18:25 karolherbst[d]: also a db with that many users might slow down gitlab regardless
18:26 karolherbst[d]: ahh.. feels faster now
18:27 clangcat[d]: karolherbst[d]: yea that to
20:02 gfxstrand[d]: Are NVIDIA VRAM pages 16KiB or 64KiB?
20:03 karolherbst[d]: 64 k
20:04 karolherbst[d]: though there is also support for 4k pages
20:04 karolherbst[d]: some archs also have 128k
20:04 karolherbst[d]: anyway... 4k, 64k, 2M are supported everywhere, 128k is pre-ada and 512M is GA100
20:05 gfxstrand[d]: So 4k is supported even for VRAM?
20:06 gfxstrand[d]: Then why are we bumping things to 64K various places? Or is that just to satisfy max image alignment requirements?
20:06 karolherbst[d]: sparse seems to be 4k and 64k only
20:06 karolherbst[d]: gfxstrand[d]: I don't really know the details here, there are also some notes about things being decided at boot time and such
20:07 gfxstrand[d]: 😢
20:07 karolherbst[d]: but I think that's related to what pages sizes are supported
20:07 karolherbst[d]: not one being choosen
20:07 gfxstrand[d]: I know that Intel only supported 16k (or was it 64k?) and bigger for VRAM for $reasons
20:08 gfxstrand[d]: But if NVIDIA is 4k pages always, that makes things simpler.
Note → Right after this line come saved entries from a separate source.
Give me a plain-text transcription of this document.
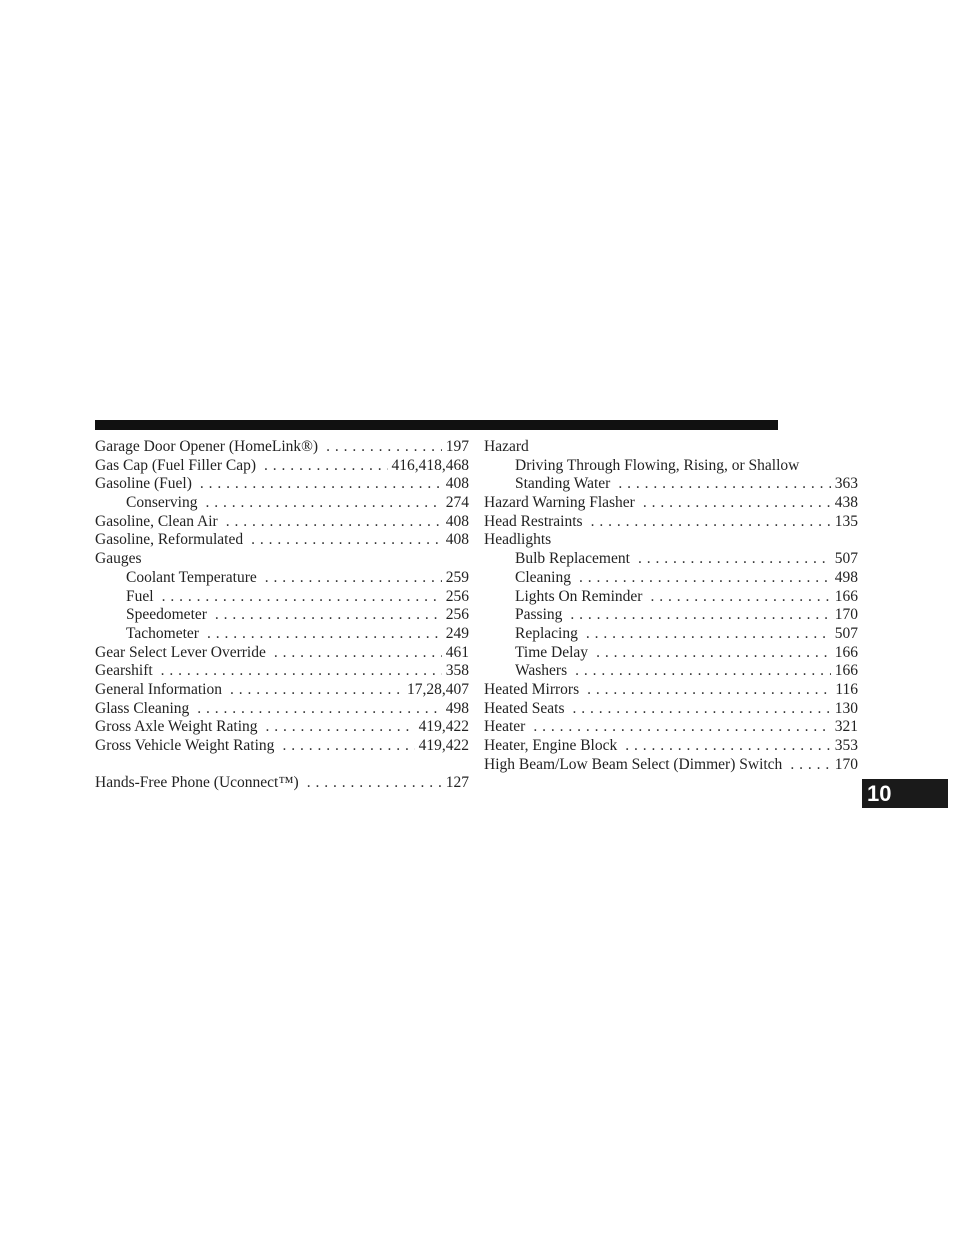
Garage Door Opener (HomeLink®) . . .	197
Gas Cap (Fuel Filler Cap) . . .	416,418,468
Gasoline (Fuel) . . .	408
Conserving . . .	274
Gasoline, Clean Air . . .	408
Gasoline, Reformulated . . .	408
Gauges
Coolant Temperature . . .	259
Fuel . . .	256
Speedometer . . .	256
Tachometer . . .	249
Gear Select Lever Override . . .	461
Gearshift . . .	358
General Information . . .	17,28,407
Glass Cleaning . . .	498
Gross Axle Weight Rating . . .	419,422
Gross Vehicle Weight Rating . . .	419,422
Hands-Free Phone (Uconnect™) . . .	127
Hazard
Driving Through Flowing, Rising, or Shallow
Standing Water . . .	363
Hazard Warning Flasher . . .	438
Head Restraints . . .	135
Headlights
Bulb Replacement . . .	507
Cleaning . . .	498
Lights On Reminder . . .	166
Passing . . .	170
Replacing . . .	507
Time Delay . . .	166
Washers . . .	166
Heated Mirrors . . .	116
Heated Seats . . .	130
Heater . . .	321
Heater, Engine Block . . .	353
High Beam/Low Beam Select (Dimmer) Switch . . .	170
10
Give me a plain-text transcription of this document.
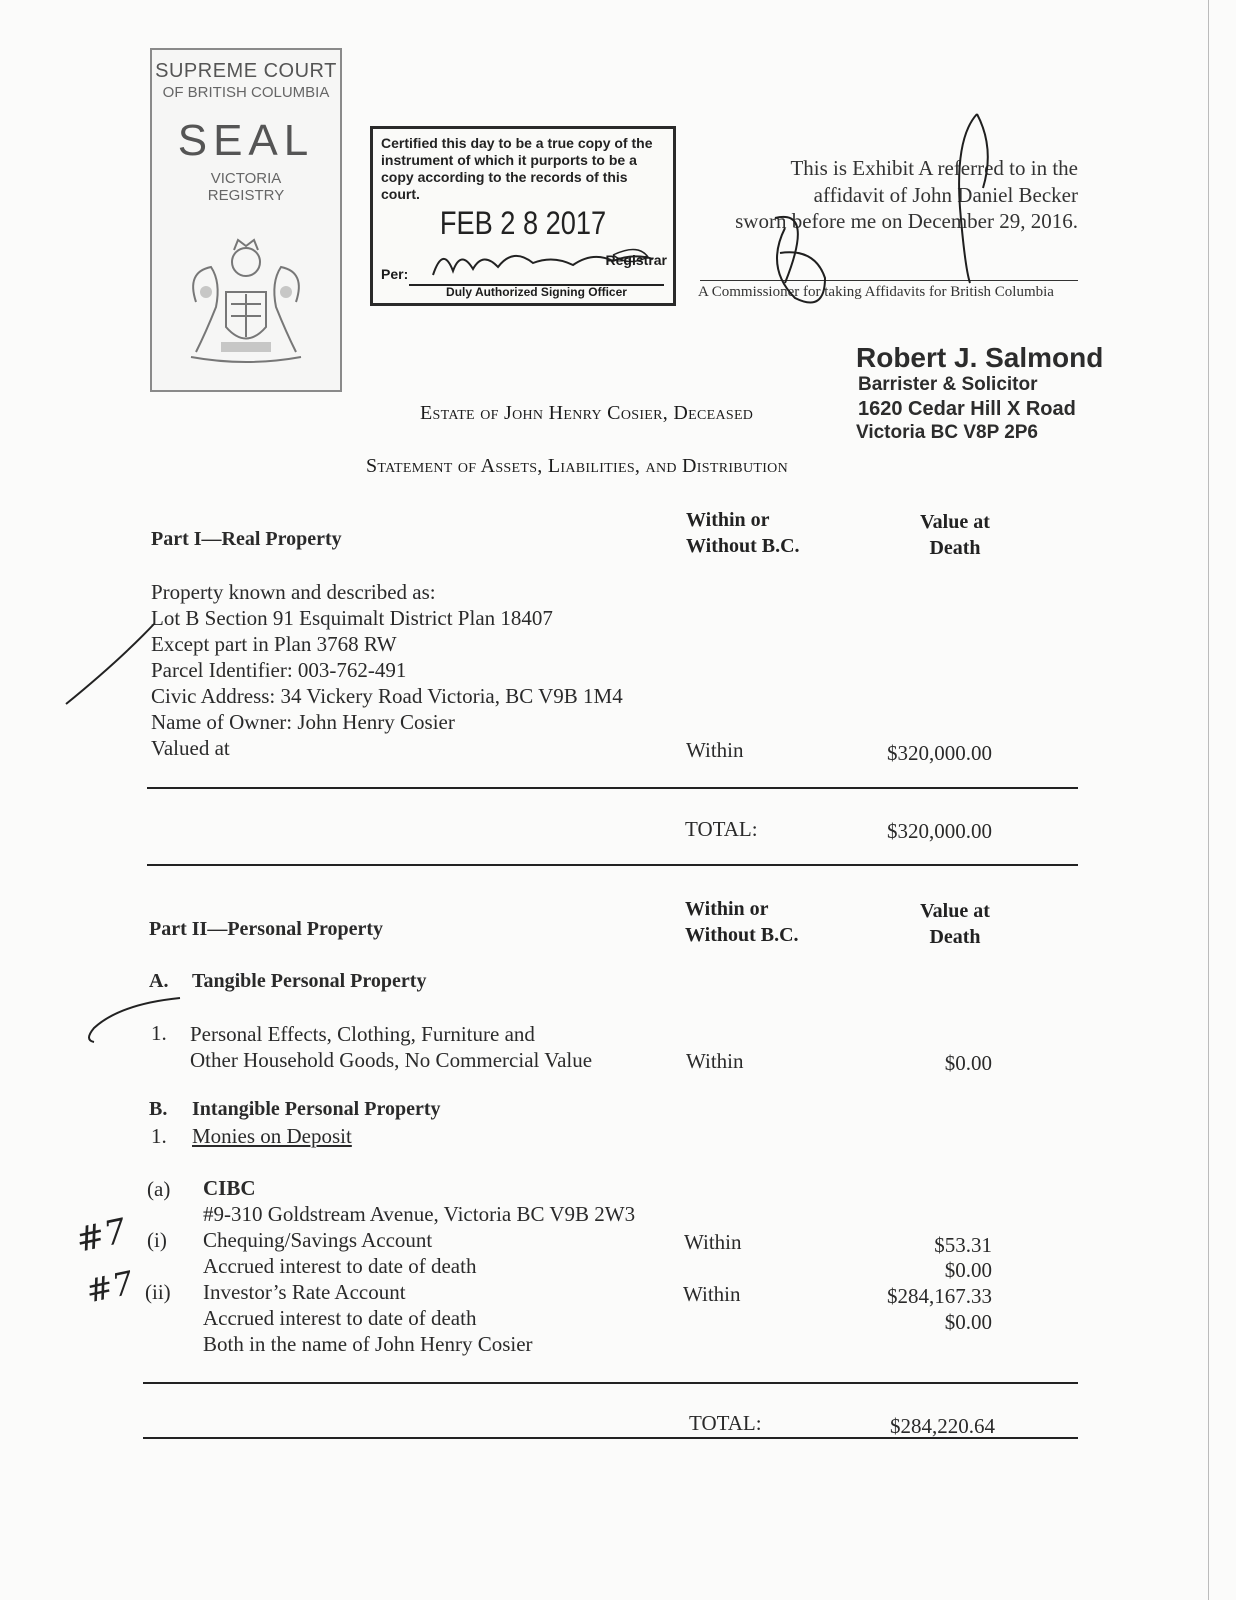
SUPREME COURT
OF BRITISH COLUMBIA
SEAL
VICTORIA
REGISTRY
Certified this day to be a true copy of the instrument of which it purports to be a copy according to the records of this court.
FEB 2 8 2017
Per:
Registrar
Duly Authorized Signing Officer
This is Exhibit A referred to in the
affidavit of John Daniel Becker
sworn before me on December 29, 2016.
A Commissioner for taking Affidavits for British Columbia
Robert J. Salmond
Barrister & Solicitor
1620 Cedar Hill X Road
Victoria BC V8P 2P6
Estate of John Henry Cosier, Deceased
Statement of Assets, Liabilities, and Distribution
Part I—Real Property
Within or
Without B.C.
Value at
Death
Property known and described as:
Lot B Section 91 Esquimalt District Plan 18407
Except part in Plan 3768 RW
Parcel Identifier: 003-762-491
Civic Address: 34 Vickery Road Victoria, BC V9B 1M4
Name of Owner: John Henry Cosier
Valued at	Within	$320,000.00
TOTAL:	$320,000.00
Part II—Personal Property
Within or
Without B.C.
Value at
Death
A. Tangible Personal Property
1. Personal Effects, Clothing, Furniture and
Other Household Goods, No Commercial Value	Within	$0.00
B. Intangible Personal Property
1. Monies on Deposit
(a) CIBC
#9-310 Goldstream Avenue, Victoria BC V9B 2W3
(i) Chequing/Savings Account	Within	$53.31
Accrued interest to date of death	$0.00
(ii) Investor’s Rate Account	Within	$284,167.33
Accrued interest to date of death	$0.00
Both in the name of John Henry Cosier
TOTAL:	$284,220.64
#7
#7
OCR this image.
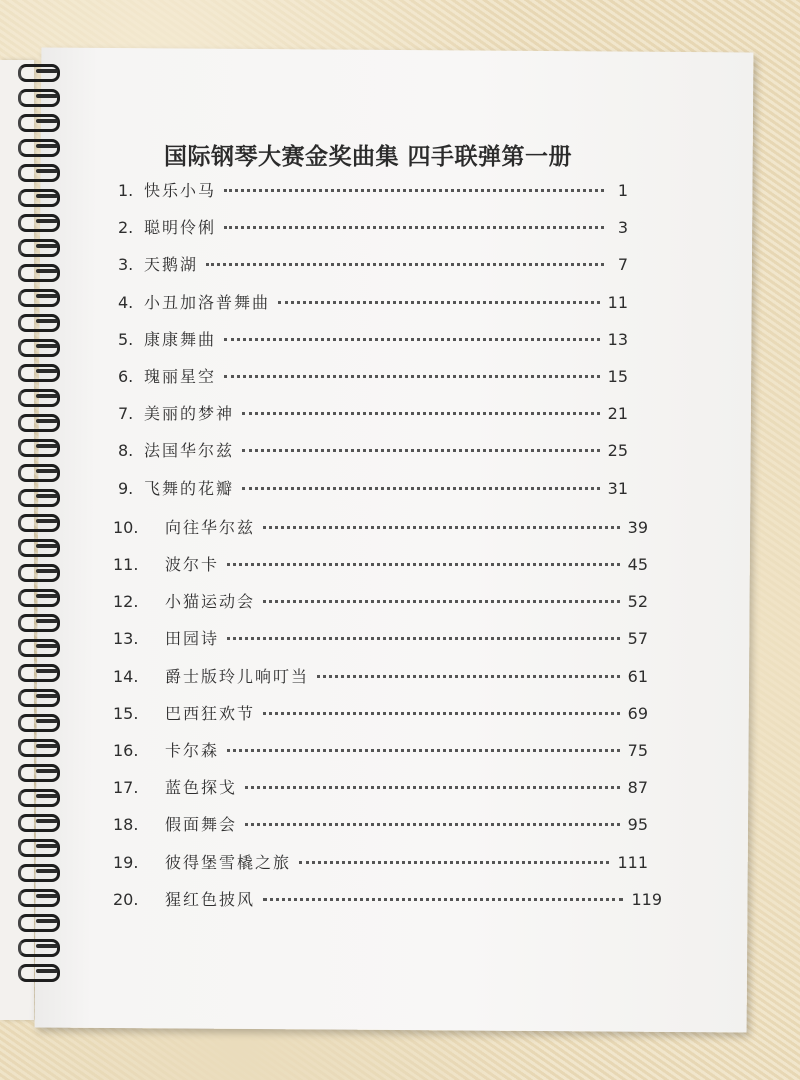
国际钢琴大赛金奖曲集 四手联弹第一册
1. 快乐小马	1
2. 聪明伶俐	3
3. 天鹅湖	7
4. 小丑加洛普舞曲	11
5. 康康舞曲	13
6. 瑰丽星空	15
7. 美丽的梦神	21
8. 法国华尔兹	25
9. 飞舞的花瓣	31
10.	向往华尔兹	39
11.	波尔卡	45
12.	小猫运动会	52
13.	田园诗	57
14.	爵士版玲儿响叮当	61
15.	巴西狂欢节	69
16.	卡尔森	75
17.	蓝色探戈	87
18.	假面舞会	95
19.	彼得堡雪橇之旅	111
20.	猩红色披风	119
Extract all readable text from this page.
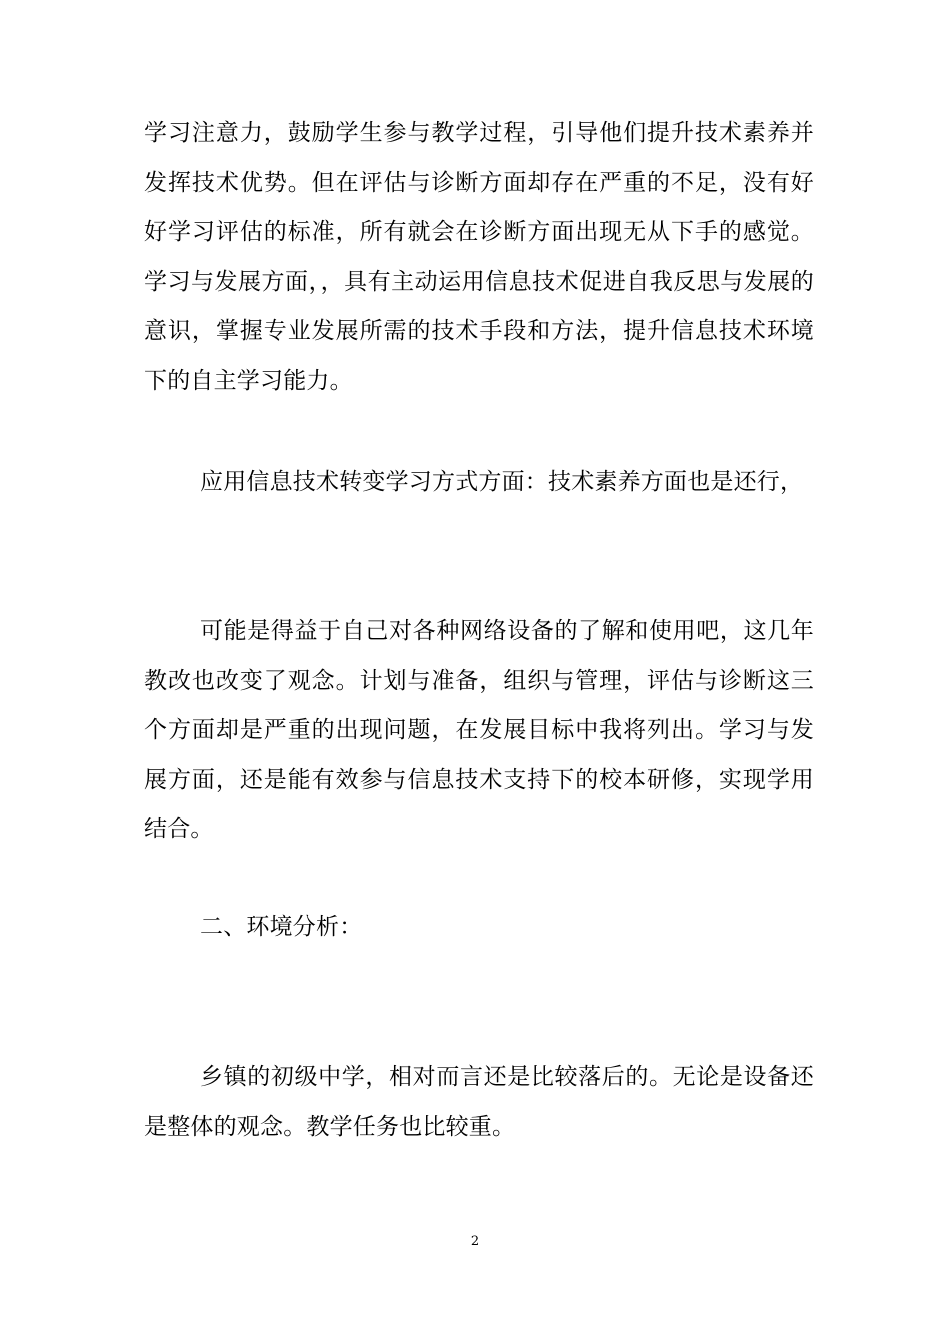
学习注意力，鼓励学生参与教学过程，引导他们提升技术素养并发挥技术优势。但在评估与诊断方面却存在严重的不足，没有好好学习评估的标准，所有就会在诊断方面出现无从下手的感觉。学习与发展方面，，具有主动运用信息技术促进自我反思与发展的意识，掌握专业发展所需的技术手段和方法，提升信息技术环境下的自主学习能力。

应用信息技术转变学习方式方面：技术素养方面也是还行，

可能是得益于自己对各种网络设备的了解和使用吧，这几年教改也改变了观念。计划与准备，组织与管理，评估与诊断这三个方面却是严重的出现问题，在发展目标中我将列出。学习与发展方面，还是能有效参与信息技术支持下的校本研修，实现学用结合。

二、环境分析：

乡镇的初级中学，相对而言还是比较落后的。无论是设备还是整体的观念。教学任务也比较重。

2
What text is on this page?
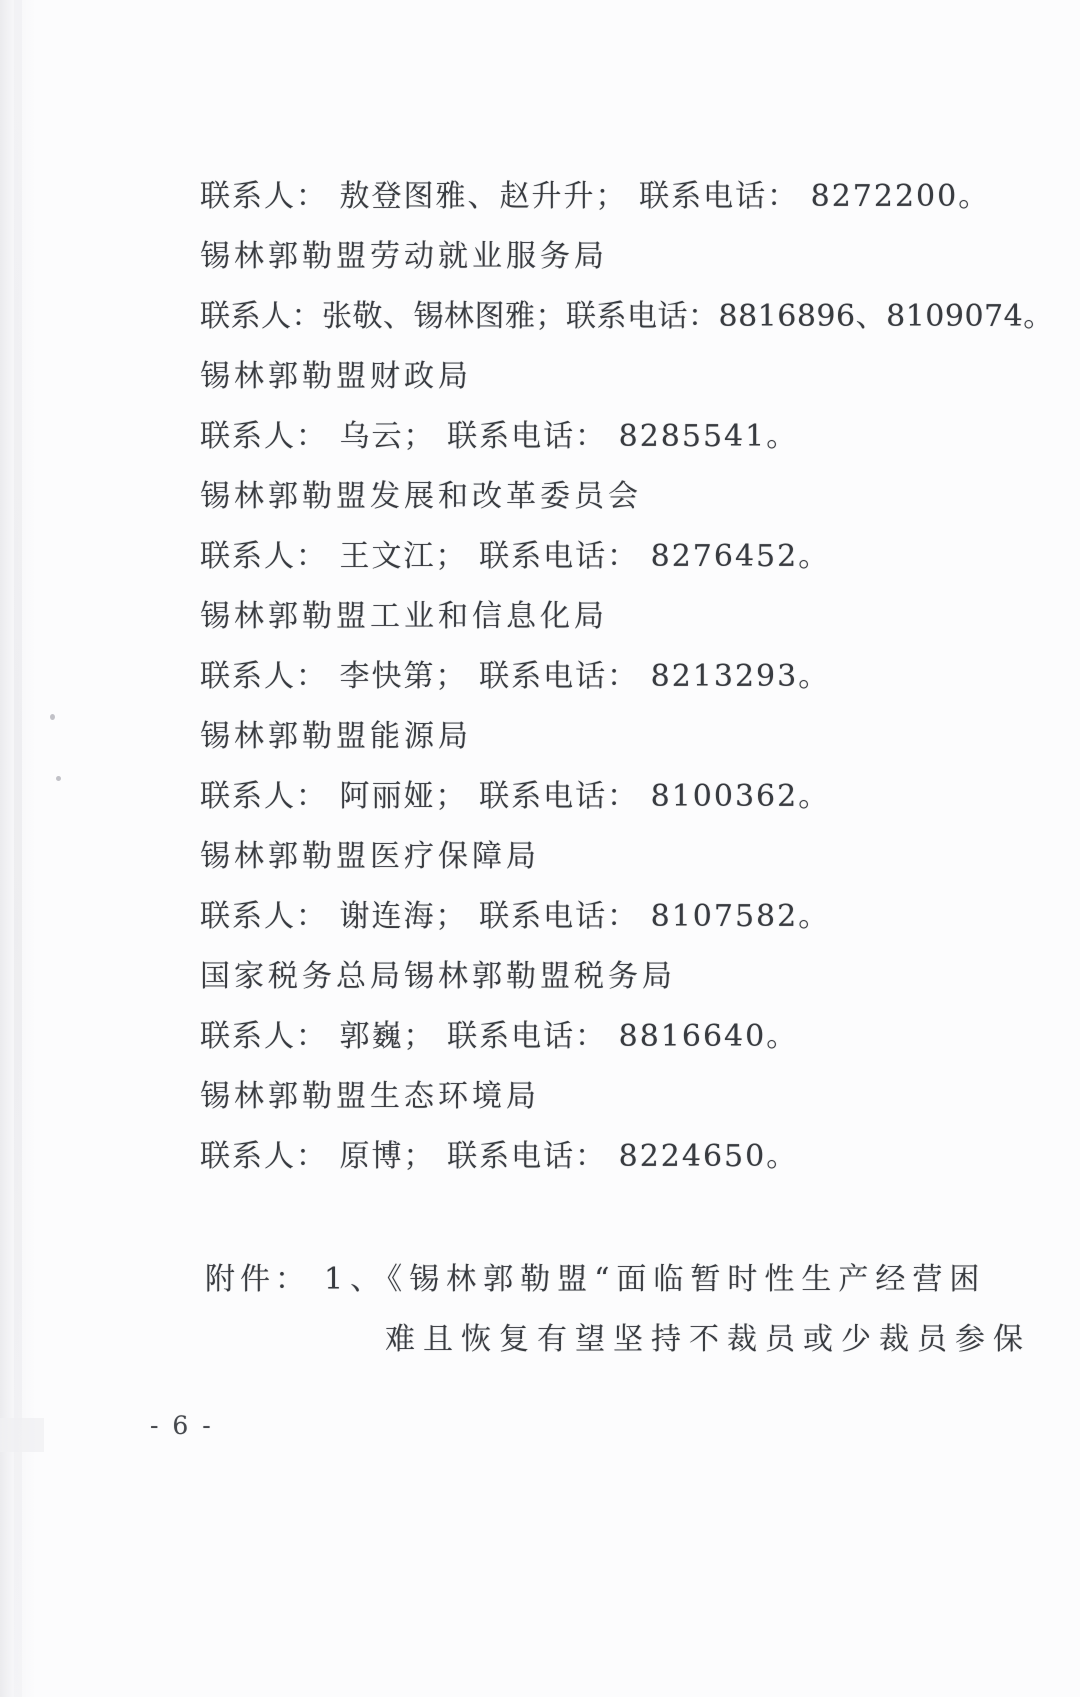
联系人： 敖登图雅、赵升升； 联系电话： 8272200。
锡林郭勒盟劳动就业服务局
联系人：张敬、锡林图雅；联系电话：8816896、8109074。
锡林郭勒盟财政局
联系人： 乌云； 联系电话： 8285541。
锡林郭勒盟发展和改革委员会
联系人： 王文江； 联系电话： 8276452。
锡林郭勒盟工业和信息化局
联系人： 李快第； 联系电话： 8213293。
锡林郭勒盟能源局
联系人： 阿丽娅； 联系电话： 8100362。
锡林郭勒盟医疗保障局
联系人： 谢连海； 联系电话： 8107582。
国家税务总局锡林郭勒盟税务局
联系人： 郭巍； 联系电话： 8816640。
锡林郭勒盟生态环境局
联系人： 原博； 联系电话： 8224650。
附件： 1、《锡林郭勒盟“面临暂时性生产经营困
难且恢复有望坚持不裁员或少裁员参保
- 6 -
20:08 karolherbst[d]: but yeah.. I suspect it has to do with alignment, because the GPU does have random alignment requirements for various things
20:08 gfxstrand[d]: As long as those are virtual alignments and not physical, we're fine
20:23 gfxstrand[d]: Looks like nouveau just uses the OS page size
20:28 notthatclippy[d]: Does Mesa take a big chunk from the kmod and then suballocate, or does it let the kernel handle all the individual allocations?
20:30 notthatclippy[d]: The proprietary driver does a lot of suballocating, on the graphics but especially the compute side, so larger page sizes make a lot more sense there. Particularly when you're dealing with 64+GB of VRAM that needs to be arbitrarily shared between applications
21:16 gfxstrand[d]: Vulkan apps should.
21:16 gfxstrand[d]: NVK doesn't currently sub-allocate for things like pushbufs but we could.